Response: The house close to the beach is a stunning 5-bedroom, 4-bathroom

# Step 6: Personalizing Listing Descriptions

- LLM Augmentation: For each retrieved listing, use the LLM to augment the description, tailoring it to resonate with the buyer’s specific preferences. This involves subtly emphasizing aspects of the property that align with what the buyer is looking for.
- Maintaining Factual Integrity: Ensure that the augmentation process enhances the appeal of the listing without altering factual information.

In [21]:
AUGMENT_PROMPT_TEMPLATE =\
"""
Based on the following context:

{context}

---

craft a response that not only answers the question {question}, but also ensures that your explanation is distinct, captivating, and customized to align with the specified preferences. This involves subtly emphasizing aspects of the property that align with what the buyer is looking for.
"""

In [22]:
predict_response(query_text_1, AUGMENT_PROMPT_TEMPLATE)

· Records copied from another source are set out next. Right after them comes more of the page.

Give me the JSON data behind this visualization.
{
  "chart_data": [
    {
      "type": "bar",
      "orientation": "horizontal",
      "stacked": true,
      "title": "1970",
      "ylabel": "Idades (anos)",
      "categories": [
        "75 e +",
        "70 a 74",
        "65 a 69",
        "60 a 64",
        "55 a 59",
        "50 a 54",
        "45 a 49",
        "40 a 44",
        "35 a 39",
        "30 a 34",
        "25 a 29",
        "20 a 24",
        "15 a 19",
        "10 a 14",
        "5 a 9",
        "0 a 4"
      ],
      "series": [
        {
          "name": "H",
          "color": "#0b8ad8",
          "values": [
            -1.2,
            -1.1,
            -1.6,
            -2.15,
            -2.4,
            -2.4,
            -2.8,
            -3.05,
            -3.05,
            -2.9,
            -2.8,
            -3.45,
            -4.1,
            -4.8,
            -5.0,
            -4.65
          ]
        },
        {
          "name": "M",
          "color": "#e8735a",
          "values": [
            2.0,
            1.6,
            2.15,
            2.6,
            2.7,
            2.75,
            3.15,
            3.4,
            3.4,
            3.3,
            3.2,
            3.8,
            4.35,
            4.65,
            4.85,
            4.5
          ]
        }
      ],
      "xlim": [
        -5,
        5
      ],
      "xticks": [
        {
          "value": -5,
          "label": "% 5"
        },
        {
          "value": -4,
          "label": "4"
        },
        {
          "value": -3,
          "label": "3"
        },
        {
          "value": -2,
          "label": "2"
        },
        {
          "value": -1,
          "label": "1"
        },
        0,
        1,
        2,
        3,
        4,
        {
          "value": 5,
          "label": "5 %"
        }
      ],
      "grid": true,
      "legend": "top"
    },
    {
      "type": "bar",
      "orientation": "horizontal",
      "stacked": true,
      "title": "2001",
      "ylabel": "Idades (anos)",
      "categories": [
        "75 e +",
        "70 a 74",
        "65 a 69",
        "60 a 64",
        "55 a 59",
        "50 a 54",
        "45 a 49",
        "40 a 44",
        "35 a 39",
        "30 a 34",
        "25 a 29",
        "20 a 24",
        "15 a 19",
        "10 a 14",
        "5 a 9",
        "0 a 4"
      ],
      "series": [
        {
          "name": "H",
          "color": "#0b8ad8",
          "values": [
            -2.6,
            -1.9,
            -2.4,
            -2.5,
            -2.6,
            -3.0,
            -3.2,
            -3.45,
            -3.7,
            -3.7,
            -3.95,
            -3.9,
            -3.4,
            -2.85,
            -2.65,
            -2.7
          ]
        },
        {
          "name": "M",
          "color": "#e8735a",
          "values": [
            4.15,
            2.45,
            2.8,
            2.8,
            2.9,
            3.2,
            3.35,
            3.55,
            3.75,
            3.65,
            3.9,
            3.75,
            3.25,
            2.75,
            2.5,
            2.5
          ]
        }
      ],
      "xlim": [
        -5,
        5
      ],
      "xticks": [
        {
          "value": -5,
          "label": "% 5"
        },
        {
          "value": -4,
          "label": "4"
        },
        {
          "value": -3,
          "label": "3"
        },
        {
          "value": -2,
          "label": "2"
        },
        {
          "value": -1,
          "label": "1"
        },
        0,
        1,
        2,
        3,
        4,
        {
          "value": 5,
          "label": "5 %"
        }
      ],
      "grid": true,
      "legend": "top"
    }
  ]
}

Unable to find matching results.


In [23]:
predict_response(query_text_2, AUGMENT_PROMPT_TEMPLATE)

Generated Prompt:
Human: 
Based on the following context:

Live the waterfront lifestyle in these luxurious 2-bedroom, 2-bathroom condos. Each unit features floor-to-ceiling windows, modern finishes, and a private balcony with stunning water views. The gourmet kitchen is perfect for entertaining, with high-end appliances and a spacious island. Enjoy

---

Live the lakefront lifestyle in this stunning 5-bedroom, 4-bathroom estate. This custom-built home features panoramic views of the lake, a gourmet kitchen with top-of-the-line appliances, and a luxurious master suite with a spa-like bathroom. The outdoor living space is perfect for entertaining,

---

master suite with a spa-like bathroom. The outdoor living space is perfect for entertaining, with a covered patio, infinity pool, and private dock. Experience luxury living at its finest in Lakefront Estates.

---

craft a response that not only answers the question A house close to the beach, but also ensures that your explanation is di


# Step 7: Tests performed

- As seen above, two tests were performed with different user prompts, a realistic one (A house close to the beach), and another to force a non-matching (A house close to hell)
- The results were satisfactory, as a house close to the beach was recommended, and furtunately, there is no house close to the hell..yet.